Il co. 7 dell’art. 28 cit. (nel testo novellato dall’art. 177, co. 2, c. privacy) dispone che «L’accesso alle informazioni non è consentito nei confronti della madre che abbia dichiarato alla nascita di non volere essere nominata ai sensi dell’art. 30, comma 1, del decreto del Presidente della Repubblica 3 novembre 2000, n. 396», il vigente ordinamento di stato civile.
Qui è il punto di raccordo, o per meglio dire di impatto, del diritto del figlio alla conoscenza delle origini con quello della madre alla conservazione dell’anonimato: quest’ultimo, anzi, rende recessivo il primo.
Quello della donna, lo si è accennato, costituisce un diritto con fondamento normativo relativamente recente ma che, in realtà, mal nasconde, in una sorta di rabberciato palinsesto, prassi e costumi plurisecolari: così all’ingresso di non pochi ospedali e brefotrofi storici sono ancora visibili, museizzate, le ruote degli esposti.
È stato però solo l’art. 70, co. 1, l. 15.5.1997, n. 127, cd.
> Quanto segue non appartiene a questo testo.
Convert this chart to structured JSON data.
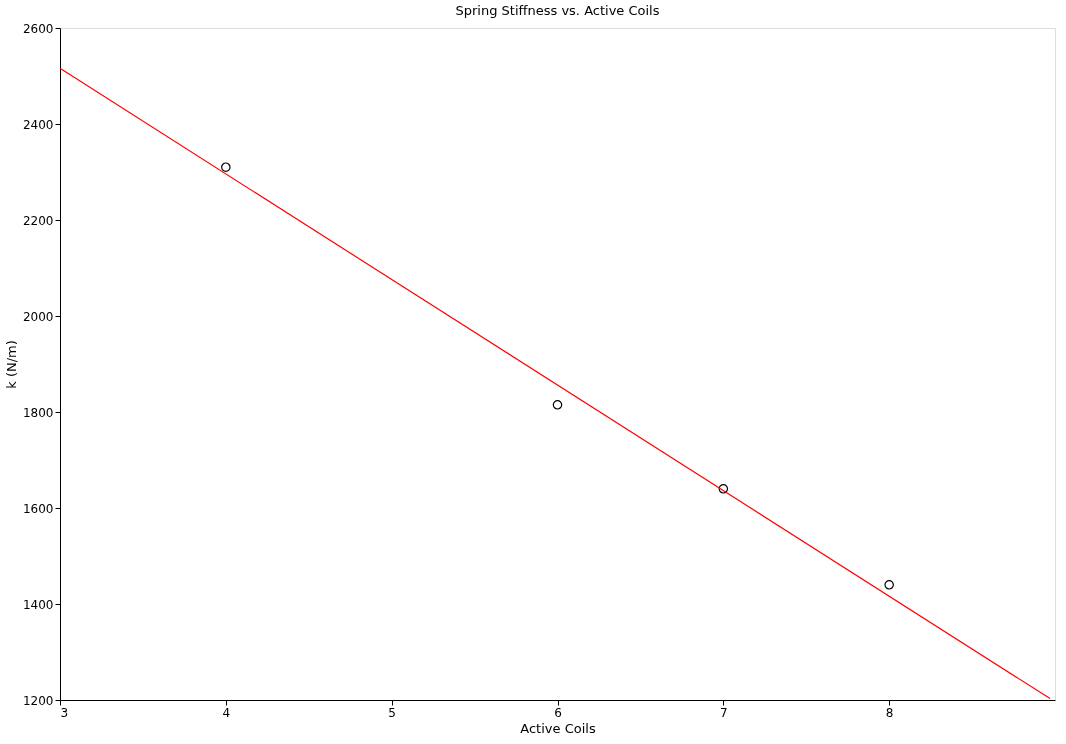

Bassanini bis, in tema di formazione dell’atto di nascita, a disciplinare compiutamente il parto anonimo, con disposizione sostanzialmente ricompresa nel d.P.R. n. 396/2000.
Mentre infatti l’art. 29, co. 2, dispone che nell’atto di nascita sono indicate, tra l’altro, le generalità dei genitori, l’art. 30, co. 1, in tema di dichiarazione di nascita (da effettuarsi nel termine di dieci giorni), enuncia che questa «è resa da uno dei genitori, da un procuratore speciale, ovvero dal medico o dalla ostetrica o da altra persona che ha assistito al parto, rispettando l’eventuale volontà della madre di non essere nominata».
Peraltro le generalità della puerpera dovrebbero risultare comunque dall’attestazione di avvenuta nascita (cfr. art. 30, co. 2, d.P.R. n. 396/2000); è poi diffusa la prassi di redigere certificati di assistenza al parto anonimo: tuttavia il d.m. 16.7.2001, n. 349 – contenente lo schema esemplificativo del certificato di assistenza al parto – specifica che, in caso di donna che si sia avvalsa dell’anonimato, si deve indicare il codice 999.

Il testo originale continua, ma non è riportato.